Lark Ellsworth The worst fucking president this country has ever seen

Tuesday, December 06, 2005

Opposites Repel

Apples and oranges are the two most frequently compared opposites in literary ways, it seems. With love and hate; peace and war; and black and white thrown in the mix, opposites are useful for not only hyperbole, but many other forms of mockery. They are however, also quite appropriate it seems, in the terms of love. “Opposites attract” sang Janet Jackson while referring (I assume at any rate) to herself and her brother. Time has proven that particular theory wrong with Michael becoming more like her every second of every anesthesia filled day. But the overall principle of opposites attracting is ever present in the fairy tale love.

With the increasing (not overwhelmingly so, but still) amount of relationships starting online at places like Eharmony.com and Match.com, the theory has taken it’s broadsides. Still it has prevailed, but what is interesting is that if opposites do attract, they must for some reason. The reason I suspect, is that two opposites provide a sense of foreignness or exoticism experienced by both parties reveling in a new type of life. It could also be that one has not lived a life that the other has and they want to live it vicariously. Either way, the newness of it eventually wears off. Regardless of how one feels about it in the beginning, it will ultimately become everyday to them. This could be the source of why some relationships fail after a certain period of time. When one has experienced the life they had not previously led, they could begin to tire of it.

Without enough feeling of closeness, comfortableness or genuine emotional attachment regardless of the flaws and demands of the other party, the relationship is bound to fail. The couple may want to stay together and stick it out to see if it will pass, but it seems that is never the case. Weathering the storm can work but only if at least one of those aforementioned factors is present. Otherwise, the couple may stay together but bickering, oftentimes over petty and insignificant (at least to one party) things.
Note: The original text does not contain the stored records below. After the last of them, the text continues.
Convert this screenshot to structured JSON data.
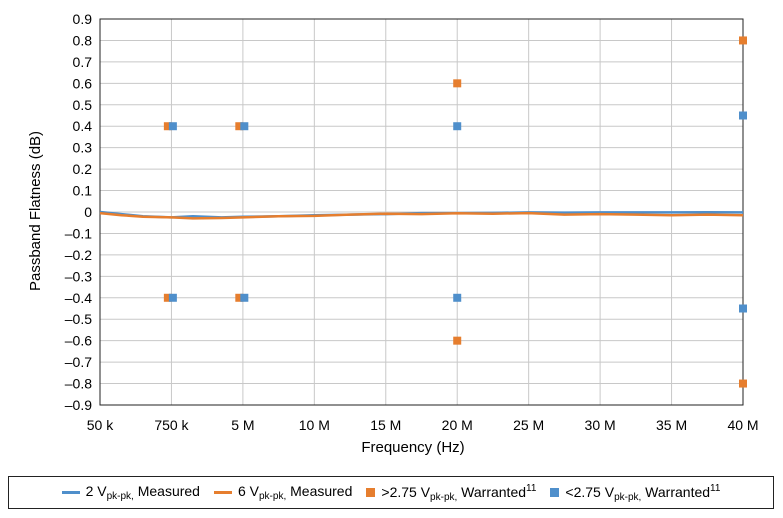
{
  "colors": {
    "series_blue": "#4f8fcb",
    "series_orange": "#e67e2e",
    "grid": "#c8c8c8",
    "axis": "#222222"
  },
  "chart_data": {
    "type": "line",
    "xlabel": "Frequency (Hz)",
    "ylabel": "Passband Flatness (dB)",
    "x_tick_labels": [
      "50 k",
      "750 k",
      "5 M",
      "10 M",
      "15 M",
      "20 M",
      "25 M",
      "30 M",
      "35 M",
      "40 M"
    ],
    "y_tick_labels": [
      "0.9",
      "0.8",
      "0.7",
      "0.6",
      "0.5",
      "0.4",
      "0.3",
      "0.2",
      "0.1",
      "0",
      "–0.1",
      "–0.2",
      "–0.3",
      "–0.4",
      "–0.5",
      "–0.6",
      "–0.7",
      "–0.8",
      "–0.9"
    ],
    "ylim": [
      -0.9,
      0.9
    ],
    "x_tick_index_range": [
      0,
      9
    ],
    "grid": true,
    "legend_position": "bottom",
    "series": [
      {
        "name": "2 V pk-pk, Measured",
        "kind": "line",
        "color": "#4f8fcb",
        "points": [
          [
            0,
            0
          ],
          [
            0.3,
            -0.01
          ],
          [
            0.6,
            -0.02
          ],
          [
            1,
            -0.025
          ],
          [
            1.3,
            -0.02
          ],
          [
            1.7,
            -0.025
          ],
          [
            2,
            -0.022
          ],
          [
            2.5,
            -0.02
          ],
          [
            3,
            -0.015
          ],
          [
            3.5,
            -0.012
          ],
          [
            4,
            -0.01
          ],
          [
            4.5,
            -0.005
          ],
          [
            5,
            -0.005
          ],
          [
            5.5,
            -0.004
          ],
          [
            6,
            -0.002
          ],
          [
            6.5,
            -0.003
          ],
          [
            7,
            -0.002
          ],
          [
            7.5,
            -0.002
          ],
          [
            8,
            -0.002
          ],
          [
            8.5,
            -0.001
          ],
          [
            9,
            -0.002
          ]
        ]
      },
      {
        "name": "6 V pk-pk, Measured",
        "kind": "line",
        "color": "#e67e2e",
        "points": [
          [
            0,
            -0.005
          ],
          [
            0.3,
            -0.015
          ],
          [
            0.6,
            -0.022
          ],
          [
            1,
            -0.025
          ],
          [
            1.3,
            -0.03
          ],
          [
            1.7,
            -0.028
          ],
          [
            2,
            -0.025
          ],
          [
            2.5,
            -0.02
          ],
          [
            3,
            -0.018
          ],
          [
            3.5,
            -0.012
          ],
          [
            4,
            -0.008
          ],
          [
            4.5,
            -0.01
          ],
          [
            5,
            -0.006
          ],
          [
            5.5,
            -0.008
          ],
          [
            6,
            -0.005
          ],
          [
            6.5,
            -0.012
          ],
          [
            7,
            -0.01
          ],
          [
            7.5,
            -0.012
          ],
          [
            8,
            -0.015
          ],
          [
            8.5,
            -0.012
          ],
          [
            9,
            -0.015
          ]
        ]
      },
      {
        "name": ">2.75 V pk-pk, Warranted",
        "kind": "marker",
        "color": "#e67e2e",
        "points": [
          [
            0.95,
            0.4
          ],
          [
            0.95,
            -0.4
          ],
          [
            1.95,
            0.4
          ],
          [
            1.95,
            -0.4
          ],
          [
            5,
            0.6
          ],
          [
            5,
            -0.6
          ],
          [
            9,
            0.8
          ],
          [
            9,
            -0.8
          ]
        ]
      },
      {
        "name": "<2.75 V pk-pk, Warranted",
        "kind": "marker",
        "color": "#4f8fcb",
        "points": [
          [
            1.02,
            0.4
          ],
          [
            1.02,
            -0.4
          ],
          [
            2.02,
            0.4
          ],
          [
            2.02,
            -0.4
          ],
          [
            5,
            0.4
          ],
          [
            5,
            -0.4
          ],
          [
            9,
            0.45
          ],
          [
            9,
            -0.45
          ]
        ]
      }
    ]
  },
  "legend": [
    {
      "main": "2 V",
      "sub": "pk-pk,",
      "rest": " Measured",
      "sup": ""
    },
    {
      "main": "6 V",
      "sub": "pk-pk,",
      "rest": " Measured",
      "sup": ""
    },
    {
      "main": ">2.75 V",
      "sub": "pk-pk,",
      "rest": " Warranted",
      "sup": "11"
    },
    {
      "main": "<2.75 V",
      "sub": "pk-pk,",
      "rest": " Warranted",
      "sup": "11"
    }
  ]
}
This theory is only relevant to the idea of opposites attracting. I’m not saying that every relationship built on opposites is going to degrade like above, just that normally that’s the reason they do. Relationships can be doomed from the beginning, but usually they start out with promise.

Some other relationships come from commonality. Two people share interests. They could be art; science; math; poetry; clouds; fucking, whatever. The point is that they have several things in common that spurs their attraction. Usually it starts out slowly. The couple may not be attracted to each other at first, sometimes they don’t even notice the other until weeks, months or years after they’ve met. One of them may not even notice the other has taken a liking to them until even later.
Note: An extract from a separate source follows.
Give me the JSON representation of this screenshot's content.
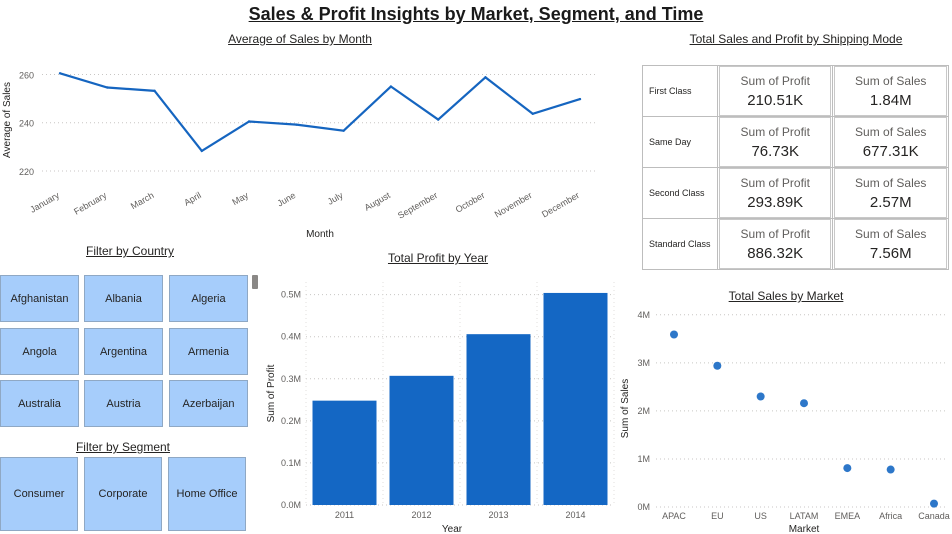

What is interesting to me though is that those kinds of relationships seem to be more grounded, more powerful. While it may not be the exotic one that the opposite couple shares, it has its own type of fascination. Two people that share common ideals, interests and tastes; that gel together and engage the other in a way more telling than the opposites do, seem to stand more of a chance.

I think, and I could be totally wrong as well as making an ass out of myself, that it is because the opposites couple is engaged by the other’s unfamiliarity and revels in the new life they are experiencing, they do not know the actual person they are with. They simply know that they are interested but must discover if they truly like the person beyond that surface level. Why the couple that is alike may work better is because they already have grown to know the person by the time they start to take a liking to them. They have already uncovered, provided the other is not hiding their true self, what kind of person they are being attracted to. This lack of shock, this lack of surprise as to what they are, may be the reason for their success. The thrill the opposites couple experiences will end at some point and they must then decide whether or not they care for this person enough to maintain a relationship.


If you think about it, it’s natural for opposites to not function together. Black cannot be white, and white cannot be black without both dissolving the other. Peace cannot itself be war just as much as war cannot exist in peace. Apples seeds are not crossbred with oranges for reasons too scientific for me to comprehend. The exceptions in the binary, mutually exclusive club are love and hate. They exist in relationships. Frequently too often for one, or both of the parties to always exude a level of frustration that causes constant friction. As present in a relationship as they may be, they only work make the relationship an unstable and frustrating one.